Саныч опустил автомат, поежился, постучал зубами.

– Тут их полно… – сказал он. – Ладно, пойдем, посмотрим, может, чего полезное…

Мы продолжили приближаться к немцу, обходя его сбоку. Я на всякий случай держал наготове пистолет: а вдруг? Саныч уже повесил автомат на плечо – видно, был уверен в том, что фашист мертв. Следов вокруг него совсем не было. Должно быть, снег выпал после того, как немец замерз.

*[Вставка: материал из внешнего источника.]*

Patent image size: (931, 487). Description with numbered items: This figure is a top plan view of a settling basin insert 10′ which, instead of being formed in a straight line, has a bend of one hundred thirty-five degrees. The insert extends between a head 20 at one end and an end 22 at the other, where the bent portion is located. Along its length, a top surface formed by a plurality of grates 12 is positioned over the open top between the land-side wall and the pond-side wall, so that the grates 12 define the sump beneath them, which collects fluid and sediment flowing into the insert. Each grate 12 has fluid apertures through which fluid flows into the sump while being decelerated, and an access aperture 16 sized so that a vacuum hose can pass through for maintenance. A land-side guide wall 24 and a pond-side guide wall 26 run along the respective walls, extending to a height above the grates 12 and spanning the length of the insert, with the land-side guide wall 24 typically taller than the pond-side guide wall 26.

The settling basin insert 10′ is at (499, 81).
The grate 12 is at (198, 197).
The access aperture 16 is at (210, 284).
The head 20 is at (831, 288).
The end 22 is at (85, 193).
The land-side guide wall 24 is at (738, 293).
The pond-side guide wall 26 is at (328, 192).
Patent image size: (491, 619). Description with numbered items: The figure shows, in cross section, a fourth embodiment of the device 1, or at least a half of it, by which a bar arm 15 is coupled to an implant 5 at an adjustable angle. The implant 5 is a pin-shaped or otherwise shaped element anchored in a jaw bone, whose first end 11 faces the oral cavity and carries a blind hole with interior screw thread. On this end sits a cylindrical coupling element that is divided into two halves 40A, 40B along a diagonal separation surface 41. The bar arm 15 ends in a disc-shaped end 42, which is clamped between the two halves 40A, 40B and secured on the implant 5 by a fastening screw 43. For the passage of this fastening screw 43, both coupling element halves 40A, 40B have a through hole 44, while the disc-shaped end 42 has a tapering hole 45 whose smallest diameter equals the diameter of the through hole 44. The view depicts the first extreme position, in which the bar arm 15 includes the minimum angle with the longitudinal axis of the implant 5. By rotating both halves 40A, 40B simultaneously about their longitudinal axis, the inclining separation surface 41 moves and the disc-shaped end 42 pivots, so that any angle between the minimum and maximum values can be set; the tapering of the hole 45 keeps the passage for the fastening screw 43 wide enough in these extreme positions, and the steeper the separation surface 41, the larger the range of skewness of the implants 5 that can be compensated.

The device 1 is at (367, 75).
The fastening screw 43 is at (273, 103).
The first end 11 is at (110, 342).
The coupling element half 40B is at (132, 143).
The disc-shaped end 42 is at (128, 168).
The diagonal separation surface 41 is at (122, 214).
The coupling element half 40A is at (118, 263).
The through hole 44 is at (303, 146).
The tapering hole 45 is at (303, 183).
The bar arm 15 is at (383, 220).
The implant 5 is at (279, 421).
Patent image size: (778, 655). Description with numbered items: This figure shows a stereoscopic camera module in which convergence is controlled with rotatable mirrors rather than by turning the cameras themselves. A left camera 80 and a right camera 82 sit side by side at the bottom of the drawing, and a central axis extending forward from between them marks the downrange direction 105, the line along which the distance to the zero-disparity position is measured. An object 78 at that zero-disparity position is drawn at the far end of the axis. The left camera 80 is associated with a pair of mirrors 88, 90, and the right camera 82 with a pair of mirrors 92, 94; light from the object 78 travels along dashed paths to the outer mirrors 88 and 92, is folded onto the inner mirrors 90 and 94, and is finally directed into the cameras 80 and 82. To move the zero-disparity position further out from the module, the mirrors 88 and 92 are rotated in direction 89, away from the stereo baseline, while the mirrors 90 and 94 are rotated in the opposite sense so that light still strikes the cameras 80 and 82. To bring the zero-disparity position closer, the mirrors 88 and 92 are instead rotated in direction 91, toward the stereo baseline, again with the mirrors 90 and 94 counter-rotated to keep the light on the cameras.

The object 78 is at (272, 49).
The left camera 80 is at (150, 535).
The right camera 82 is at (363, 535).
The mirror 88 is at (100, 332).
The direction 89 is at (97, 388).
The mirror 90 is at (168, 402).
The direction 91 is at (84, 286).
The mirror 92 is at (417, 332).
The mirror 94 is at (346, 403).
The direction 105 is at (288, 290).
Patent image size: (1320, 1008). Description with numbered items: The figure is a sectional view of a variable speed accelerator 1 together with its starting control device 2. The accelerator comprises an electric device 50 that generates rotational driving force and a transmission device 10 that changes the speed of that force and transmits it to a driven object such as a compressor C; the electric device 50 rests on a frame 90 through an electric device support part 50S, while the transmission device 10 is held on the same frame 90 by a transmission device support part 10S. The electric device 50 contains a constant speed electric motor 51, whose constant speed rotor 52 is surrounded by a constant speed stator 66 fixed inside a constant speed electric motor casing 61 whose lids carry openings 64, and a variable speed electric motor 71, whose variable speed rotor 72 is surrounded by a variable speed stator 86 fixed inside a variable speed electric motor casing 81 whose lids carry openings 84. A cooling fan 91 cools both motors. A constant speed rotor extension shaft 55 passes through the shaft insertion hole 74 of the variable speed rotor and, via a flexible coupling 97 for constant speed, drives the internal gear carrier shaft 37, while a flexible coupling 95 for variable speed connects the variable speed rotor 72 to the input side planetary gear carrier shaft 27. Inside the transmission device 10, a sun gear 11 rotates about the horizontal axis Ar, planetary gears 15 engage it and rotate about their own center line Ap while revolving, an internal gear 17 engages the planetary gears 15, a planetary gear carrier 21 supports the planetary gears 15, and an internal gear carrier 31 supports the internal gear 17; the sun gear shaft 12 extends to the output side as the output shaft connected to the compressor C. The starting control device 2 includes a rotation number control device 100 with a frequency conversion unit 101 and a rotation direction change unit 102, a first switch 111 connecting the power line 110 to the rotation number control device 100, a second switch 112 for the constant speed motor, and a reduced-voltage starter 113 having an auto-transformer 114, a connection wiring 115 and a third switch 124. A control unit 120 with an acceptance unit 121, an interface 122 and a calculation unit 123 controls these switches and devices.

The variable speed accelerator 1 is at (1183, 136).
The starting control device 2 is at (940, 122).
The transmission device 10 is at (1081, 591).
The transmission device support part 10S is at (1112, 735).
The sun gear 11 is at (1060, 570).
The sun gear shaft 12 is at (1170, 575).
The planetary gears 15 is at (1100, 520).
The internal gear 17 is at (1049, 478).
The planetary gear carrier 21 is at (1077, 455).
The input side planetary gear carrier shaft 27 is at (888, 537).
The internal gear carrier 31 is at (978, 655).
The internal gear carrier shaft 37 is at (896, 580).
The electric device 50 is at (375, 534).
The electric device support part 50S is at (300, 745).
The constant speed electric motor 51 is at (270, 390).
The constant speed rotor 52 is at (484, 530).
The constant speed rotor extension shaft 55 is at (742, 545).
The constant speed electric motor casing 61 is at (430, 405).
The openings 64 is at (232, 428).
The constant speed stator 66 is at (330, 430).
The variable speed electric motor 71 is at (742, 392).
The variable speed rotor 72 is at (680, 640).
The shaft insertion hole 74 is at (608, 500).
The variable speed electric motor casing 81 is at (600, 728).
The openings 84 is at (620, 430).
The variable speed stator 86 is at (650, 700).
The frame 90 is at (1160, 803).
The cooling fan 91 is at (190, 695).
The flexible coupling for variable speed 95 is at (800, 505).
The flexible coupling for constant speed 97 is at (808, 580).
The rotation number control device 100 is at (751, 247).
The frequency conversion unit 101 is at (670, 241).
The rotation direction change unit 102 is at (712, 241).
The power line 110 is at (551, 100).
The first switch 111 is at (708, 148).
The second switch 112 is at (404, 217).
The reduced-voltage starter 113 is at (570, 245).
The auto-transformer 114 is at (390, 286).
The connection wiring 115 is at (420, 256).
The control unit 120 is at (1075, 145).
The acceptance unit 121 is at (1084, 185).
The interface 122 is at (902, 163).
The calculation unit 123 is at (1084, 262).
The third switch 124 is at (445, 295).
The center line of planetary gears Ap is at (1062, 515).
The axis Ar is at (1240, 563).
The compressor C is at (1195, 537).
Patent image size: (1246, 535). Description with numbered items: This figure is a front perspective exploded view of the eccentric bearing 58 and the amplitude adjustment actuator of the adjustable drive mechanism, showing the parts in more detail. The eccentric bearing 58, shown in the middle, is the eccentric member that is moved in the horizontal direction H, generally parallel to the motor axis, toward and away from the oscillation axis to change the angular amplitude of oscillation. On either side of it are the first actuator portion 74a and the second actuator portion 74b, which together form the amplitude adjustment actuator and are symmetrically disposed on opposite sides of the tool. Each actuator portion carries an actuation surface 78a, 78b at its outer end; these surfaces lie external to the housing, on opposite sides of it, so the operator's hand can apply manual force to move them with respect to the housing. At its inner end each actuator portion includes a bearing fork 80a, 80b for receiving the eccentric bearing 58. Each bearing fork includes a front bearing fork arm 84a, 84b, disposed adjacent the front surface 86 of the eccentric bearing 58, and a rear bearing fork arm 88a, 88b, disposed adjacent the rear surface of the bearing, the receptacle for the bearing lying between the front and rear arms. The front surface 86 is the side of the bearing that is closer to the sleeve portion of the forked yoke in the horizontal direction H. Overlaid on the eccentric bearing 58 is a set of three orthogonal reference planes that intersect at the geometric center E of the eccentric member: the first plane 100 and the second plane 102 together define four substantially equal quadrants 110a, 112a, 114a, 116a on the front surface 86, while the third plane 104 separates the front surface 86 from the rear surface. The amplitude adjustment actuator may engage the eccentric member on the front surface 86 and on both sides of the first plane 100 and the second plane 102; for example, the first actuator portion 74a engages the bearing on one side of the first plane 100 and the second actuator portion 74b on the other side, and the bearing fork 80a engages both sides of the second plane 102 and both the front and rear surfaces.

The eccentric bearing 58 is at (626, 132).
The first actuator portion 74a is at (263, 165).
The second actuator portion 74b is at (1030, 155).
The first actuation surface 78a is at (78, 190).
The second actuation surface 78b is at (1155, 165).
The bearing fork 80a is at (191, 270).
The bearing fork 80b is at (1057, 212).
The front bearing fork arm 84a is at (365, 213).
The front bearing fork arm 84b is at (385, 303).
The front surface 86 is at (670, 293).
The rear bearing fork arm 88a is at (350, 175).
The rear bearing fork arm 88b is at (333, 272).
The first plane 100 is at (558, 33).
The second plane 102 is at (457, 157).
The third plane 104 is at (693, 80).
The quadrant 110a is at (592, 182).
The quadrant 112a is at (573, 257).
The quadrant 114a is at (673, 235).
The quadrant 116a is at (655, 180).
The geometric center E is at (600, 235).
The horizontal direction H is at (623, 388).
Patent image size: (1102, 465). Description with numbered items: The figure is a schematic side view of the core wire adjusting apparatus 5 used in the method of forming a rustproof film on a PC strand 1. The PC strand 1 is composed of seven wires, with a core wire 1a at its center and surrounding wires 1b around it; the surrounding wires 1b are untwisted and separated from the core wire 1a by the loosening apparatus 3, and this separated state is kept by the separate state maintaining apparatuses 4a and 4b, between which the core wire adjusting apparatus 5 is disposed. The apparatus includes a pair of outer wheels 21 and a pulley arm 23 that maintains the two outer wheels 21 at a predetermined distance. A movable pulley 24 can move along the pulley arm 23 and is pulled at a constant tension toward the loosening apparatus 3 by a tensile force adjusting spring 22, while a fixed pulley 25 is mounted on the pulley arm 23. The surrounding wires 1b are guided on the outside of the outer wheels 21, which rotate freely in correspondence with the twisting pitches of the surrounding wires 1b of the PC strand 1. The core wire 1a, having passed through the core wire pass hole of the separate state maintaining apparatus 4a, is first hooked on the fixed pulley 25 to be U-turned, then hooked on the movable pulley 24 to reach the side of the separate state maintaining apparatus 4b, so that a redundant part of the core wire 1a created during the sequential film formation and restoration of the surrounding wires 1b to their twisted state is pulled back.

Спереди фашист еще больше походил на сосульку. Не знаю, что на него с неба натекло, но явная сосулька – полморды впиталось в лед, правый глаз наружу, открыт, смотрит. Зубы зеленые. Обряжен в обычную немецкую шинель, на голове пилотка, оружия не видно.

– Откуда он тут? – спросил я.

– Да мало ли… – Саныч оглядел окрест. – Много набило всякого сброда. Война сто лет как кончится, а их все равно находить будут. От своих отбился осенью, наверное, еще.

– Как отбился?

– Да как угодно. Наши подорвали машину, он кинулся драпать, заблудился… Видел, как от эшелона немцы удирали?

– Ну…

– Вот и этот. Понесся, себя не помня, а когда очухался, то уже и заблудился… Смотри-ка, сумка.

У немца была сумка. Кожаная, пузатая, как большой портфель, только с ремнем. Совсем не военная, видимо, трофейная, наверное, во Франции у кого-нибудь отобрал. Такая откормленная сумка, богатая, дорогая. Кожа толстая и маслянистая, будто и не замерзла.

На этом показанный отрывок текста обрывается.